I've been working on solving this for the past 2 years or so and I went through much of the same struggles in the beginning until we came up with a solution which is fairly complex, to get LLM's to output data in a way we can use.
The big problem is that 95% accuracy is not good enough for calendars. People lose confidence after 1 failed attempt. Trying to get LLM's to output JSON can have a 1 in 1000 invalid JSON problem which is unrecoverable. What I wound up doing is training models for the tasks with tremendous amounts of data. I did not use OpenAI's models as they were not right for the job. Would love feedback.
convoke.ai
- ljlolel 1 year ago
  You can just force it to output into a specified BNF grammar this is quite easy
  https://www.imaurer.com/llama-cpp-grammars/
- mofosyne 1 year ago
  Due to the vagueness of human language, could we also output a degree of confidence in the translation
politelemon 1 year ago
I'm looking at the AppScript site.
Is this like PowerAutomate, but for G Suite products?
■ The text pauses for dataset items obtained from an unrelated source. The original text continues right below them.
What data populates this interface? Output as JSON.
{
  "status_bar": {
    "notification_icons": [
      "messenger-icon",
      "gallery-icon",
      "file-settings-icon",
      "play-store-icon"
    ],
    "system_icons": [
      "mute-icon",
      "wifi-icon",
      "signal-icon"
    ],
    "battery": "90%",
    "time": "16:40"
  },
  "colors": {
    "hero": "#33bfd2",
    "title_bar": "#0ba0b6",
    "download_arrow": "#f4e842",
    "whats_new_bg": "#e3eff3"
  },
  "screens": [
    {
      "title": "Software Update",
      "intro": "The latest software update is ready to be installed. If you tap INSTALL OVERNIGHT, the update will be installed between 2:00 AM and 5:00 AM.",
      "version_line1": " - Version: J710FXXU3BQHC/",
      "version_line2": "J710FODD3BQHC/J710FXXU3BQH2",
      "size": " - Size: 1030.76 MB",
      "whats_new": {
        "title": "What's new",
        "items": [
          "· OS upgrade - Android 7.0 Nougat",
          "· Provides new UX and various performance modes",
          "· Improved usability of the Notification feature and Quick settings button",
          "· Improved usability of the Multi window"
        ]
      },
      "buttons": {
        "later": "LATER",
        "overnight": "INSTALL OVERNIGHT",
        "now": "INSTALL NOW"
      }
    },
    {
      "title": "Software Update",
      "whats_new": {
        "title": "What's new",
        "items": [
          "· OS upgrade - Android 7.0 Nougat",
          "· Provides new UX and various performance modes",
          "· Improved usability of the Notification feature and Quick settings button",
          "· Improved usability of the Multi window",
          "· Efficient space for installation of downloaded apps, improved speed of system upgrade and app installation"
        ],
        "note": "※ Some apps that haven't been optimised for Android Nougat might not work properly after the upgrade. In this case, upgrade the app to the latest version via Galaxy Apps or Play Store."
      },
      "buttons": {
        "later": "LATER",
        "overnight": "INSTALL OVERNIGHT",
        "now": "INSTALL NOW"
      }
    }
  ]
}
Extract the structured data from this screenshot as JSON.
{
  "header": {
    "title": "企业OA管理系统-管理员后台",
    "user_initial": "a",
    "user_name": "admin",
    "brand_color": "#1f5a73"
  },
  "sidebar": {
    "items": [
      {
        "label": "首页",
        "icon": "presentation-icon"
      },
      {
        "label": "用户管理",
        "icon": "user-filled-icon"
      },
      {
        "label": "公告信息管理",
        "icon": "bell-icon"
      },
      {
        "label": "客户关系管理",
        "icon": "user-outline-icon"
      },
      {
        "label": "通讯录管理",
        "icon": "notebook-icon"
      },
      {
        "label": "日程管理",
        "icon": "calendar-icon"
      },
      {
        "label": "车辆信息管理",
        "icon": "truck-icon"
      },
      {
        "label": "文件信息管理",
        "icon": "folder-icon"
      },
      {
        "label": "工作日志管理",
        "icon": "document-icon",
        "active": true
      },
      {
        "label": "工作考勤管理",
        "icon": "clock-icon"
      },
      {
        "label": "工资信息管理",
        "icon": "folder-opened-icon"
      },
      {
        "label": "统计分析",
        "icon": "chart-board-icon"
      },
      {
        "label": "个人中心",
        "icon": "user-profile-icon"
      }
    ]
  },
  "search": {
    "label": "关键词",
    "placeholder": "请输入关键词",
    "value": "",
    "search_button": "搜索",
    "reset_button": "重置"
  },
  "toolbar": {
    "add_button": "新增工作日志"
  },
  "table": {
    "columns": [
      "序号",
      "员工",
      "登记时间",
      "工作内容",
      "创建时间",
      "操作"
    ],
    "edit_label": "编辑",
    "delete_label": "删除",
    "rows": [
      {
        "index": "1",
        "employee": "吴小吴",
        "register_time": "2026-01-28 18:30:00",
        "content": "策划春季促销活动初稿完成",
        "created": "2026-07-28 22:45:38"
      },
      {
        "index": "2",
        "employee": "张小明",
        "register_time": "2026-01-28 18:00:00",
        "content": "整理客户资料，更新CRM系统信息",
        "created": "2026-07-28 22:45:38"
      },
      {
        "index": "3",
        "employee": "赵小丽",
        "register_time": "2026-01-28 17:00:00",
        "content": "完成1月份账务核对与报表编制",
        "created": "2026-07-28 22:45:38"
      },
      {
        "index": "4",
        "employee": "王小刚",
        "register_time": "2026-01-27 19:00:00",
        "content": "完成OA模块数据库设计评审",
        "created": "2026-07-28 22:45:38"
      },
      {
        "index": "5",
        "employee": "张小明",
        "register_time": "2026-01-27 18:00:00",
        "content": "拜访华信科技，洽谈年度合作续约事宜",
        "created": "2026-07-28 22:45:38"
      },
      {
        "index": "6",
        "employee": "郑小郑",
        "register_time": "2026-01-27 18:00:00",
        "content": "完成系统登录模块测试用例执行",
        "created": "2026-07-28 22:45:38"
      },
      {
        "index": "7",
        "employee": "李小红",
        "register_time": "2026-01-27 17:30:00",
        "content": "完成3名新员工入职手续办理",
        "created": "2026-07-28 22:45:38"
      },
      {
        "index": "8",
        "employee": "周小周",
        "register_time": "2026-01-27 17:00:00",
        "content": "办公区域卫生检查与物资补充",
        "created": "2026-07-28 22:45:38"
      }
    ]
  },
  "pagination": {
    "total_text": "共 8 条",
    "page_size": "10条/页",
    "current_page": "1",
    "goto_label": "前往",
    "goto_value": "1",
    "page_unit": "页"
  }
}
Also I don't know why, looking at the site makes me think it's a candidate that Google is going to kill off without warning: https://www.google.com/script/start/
- simonw 1 year ago
  Apps Script is positively ancient at this point, first released in 2009: https://en.wikipedia.org/wiki/Google_Apps_Script
  It's one of the Google products I worry least about, mainly because there are 15+ years of existing Google Sheets documents that people have built using it at this point. I don't think even Google would lightly break THAT many of their existing (often paid) users.
  - htrp 1 year ago
    > I don't think even Google would lightly break THAT many of their existing (often paid) users.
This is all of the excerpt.